Mr. Van Loan: Questions on customs exemptions would be for Finance Canada.

The Chair: Yes, but are you in favour of it generally?

Mr. Van Loan: That would be a question for Finance.

The Chair: Thank you. I knew I would get a good answer.

We have exhausted the time. Minister, you have answered all of the questions of the committee in a helpful manner and we are grateful to you for coming. We recognize that you had difficulty getting away from votes but, on behalf of the committee, thank you for being here to discuss the bill with us.

Senators, we have two small budgets: First, $1,200 for working meals. I need a motion, please.

Senator Tkachuk: I so move.

The Chair: Is there discussion? All in favour?

Hon. Senators: Agreed.

The Chair: Opposed? Abstentions? Carried.

The second is $1,600 for working meals for the special study. I need a motion, please.

Senator Manning: I so move.

The Chair: All in favour?

Hon. Senators: Agreed.

The Chair: Opposed? Abstentions? Carried.

Does everyone have a copy of the paper dealing with clause-by-clause consideration of Bill S-2?

Is it agreed by the committee to proceed to clause-by-clause consideration of Bill S-2, An Act to amend the Customs Act?

Hon. Senators: Agreed.

The Chair: Opposed? Carried.

Shall the title stand postponed?

Hon. Senators: Agreed.

The Chair: Shall clause 1 carry?

Hon. Senators: Agreed.

The Chair: Shall clause 2 carry?

Hon. Senators: Agreed.

The Chair: Shall clause 3 carry?

Hon. Senators: Agreed.

The Chair: Shall clause 4 carry?

Hon. Senators: Agreed.

The Chair: Shall clause 5 carry?

Hon. Senators: Agreed.

The Chair: Shall clause 6 carry?

Hon. Senators: Agreed.

The Chair: Shall clause 7 carry?

Hon. Senators: Agreed.

The Chair: Shall clause 8 carry?

Hon. Senators: Agreed.

The Chair: Shall clause 9 carry?

Hon. Senators: Agreed.

The Chair: Shall clause 10 carry?

Hon. Senators: Agreed.

The Chair: Shall clause 11 carry?

Hon. Senators: Agreed.

The Chair: Shall clause 12 carry?

Hon. Senators: Agreed.

The Chair: Shall clause 13 carry?

Hon. Senators: Agreed.

The Chair: Shall clause 14 carry?

Hon. Senators: Agreed.

The Chair: Shall clause 15 carry?

Hon. Senators: Agreed.

The Chair: Shall clause 16 carry?

Hon. Senators: Agreed.

The Chair: Shall clause 17 carry?

Hon. Senators: Agreed.

Senator Banks: I move that clause 17 be not carried but that it be amended by deleting proposed section 164.1(2), on lines 27, 28, and 29, which states:

Material that is incorporated by reference in a regulation is not a statutory instrument for the purposes of the Statutory Instruments Act.

The Chair: What page is that, please?

Senator Banks: Page 7.

The Chair: It is clause 17, at what line number?

Senator Banks: Line 28.

Senator Tkachuk: Do you require a seconder, Senator Banks?

The Chair: No, not in committee.

Is there debate? We have an opportunity if anyone wants to discuss it.

Seeing no debate, I put the question.

Is it your pleasure to adopt the motion in amendment?

Hon.
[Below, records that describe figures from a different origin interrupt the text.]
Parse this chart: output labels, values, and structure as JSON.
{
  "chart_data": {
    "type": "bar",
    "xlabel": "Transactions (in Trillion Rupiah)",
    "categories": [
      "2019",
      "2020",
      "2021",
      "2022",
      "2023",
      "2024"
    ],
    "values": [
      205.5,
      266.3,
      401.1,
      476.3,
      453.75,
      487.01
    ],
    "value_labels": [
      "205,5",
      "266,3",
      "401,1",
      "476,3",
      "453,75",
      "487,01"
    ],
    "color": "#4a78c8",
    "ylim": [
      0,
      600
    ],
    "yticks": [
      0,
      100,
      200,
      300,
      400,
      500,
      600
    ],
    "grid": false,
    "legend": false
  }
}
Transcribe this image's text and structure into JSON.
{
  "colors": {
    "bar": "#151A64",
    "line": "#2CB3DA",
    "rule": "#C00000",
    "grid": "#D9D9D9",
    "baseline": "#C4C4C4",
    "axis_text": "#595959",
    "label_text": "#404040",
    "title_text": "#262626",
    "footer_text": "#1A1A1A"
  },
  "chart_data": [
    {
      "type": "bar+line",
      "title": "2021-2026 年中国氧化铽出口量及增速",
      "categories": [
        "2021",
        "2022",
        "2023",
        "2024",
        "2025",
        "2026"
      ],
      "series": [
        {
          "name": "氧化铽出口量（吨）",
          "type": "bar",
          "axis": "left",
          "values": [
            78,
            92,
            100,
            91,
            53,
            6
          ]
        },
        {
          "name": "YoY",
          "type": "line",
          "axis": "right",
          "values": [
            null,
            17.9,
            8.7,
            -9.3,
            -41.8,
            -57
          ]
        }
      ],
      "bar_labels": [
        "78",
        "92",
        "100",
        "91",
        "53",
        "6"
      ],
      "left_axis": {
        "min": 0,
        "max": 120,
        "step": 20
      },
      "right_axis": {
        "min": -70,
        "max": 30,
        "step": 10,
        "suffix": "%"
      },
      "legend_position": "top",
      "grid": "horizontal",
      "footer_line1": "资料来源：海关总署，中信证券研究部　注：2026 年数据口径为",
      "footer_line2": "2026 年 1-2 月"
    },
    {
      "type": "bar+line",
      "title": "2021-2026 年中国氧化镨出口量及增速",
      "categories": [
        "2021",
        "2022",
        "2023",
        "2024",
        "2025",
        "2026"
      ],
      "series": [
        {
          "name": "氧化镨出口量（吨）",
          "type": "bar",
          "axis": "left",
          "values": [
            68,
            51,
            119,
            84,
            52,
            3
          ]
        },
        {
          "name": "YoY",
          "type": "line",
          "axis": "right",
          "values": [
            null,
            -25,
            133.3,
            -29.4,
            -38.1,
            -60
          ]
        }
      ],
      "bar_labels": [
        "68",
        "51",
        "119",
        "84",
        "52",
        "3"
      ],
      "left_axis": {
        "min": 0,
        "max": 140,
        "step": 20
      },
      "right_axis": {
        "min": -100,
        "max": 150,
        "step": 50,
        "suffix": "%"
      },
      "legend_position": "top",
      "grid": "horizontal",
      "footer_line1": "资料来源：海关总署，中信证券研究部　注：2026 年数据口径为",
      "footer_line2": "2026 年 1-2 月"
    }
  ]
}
Senators: Agreed.

The Chair: Opposed? Abstentions? Carried.

Shall clause 17, as amended, carry?

Hon. Senators: Agreed.

The Chair: Shall clause 18 carry?

Hon. Senators: Agreed.

The Chair: Shall the title carry?

Hon. Senators: Agreed.

The Chair: Shall the bill, as amended, carry?

Hon. Senators: Agreed.

The Chair: Does the committee wish to discuss appending observations to the report?

Hon. Senators: No.

The Chair: There are no observations. Is it agreed that the bill be reported with an amendment and without observations to the Senate at the earliest opportunity?

Hon. Senators: Agreed.

The Chair: Thank you. That went as expeditiously as it could, and I appreciate your cooperation.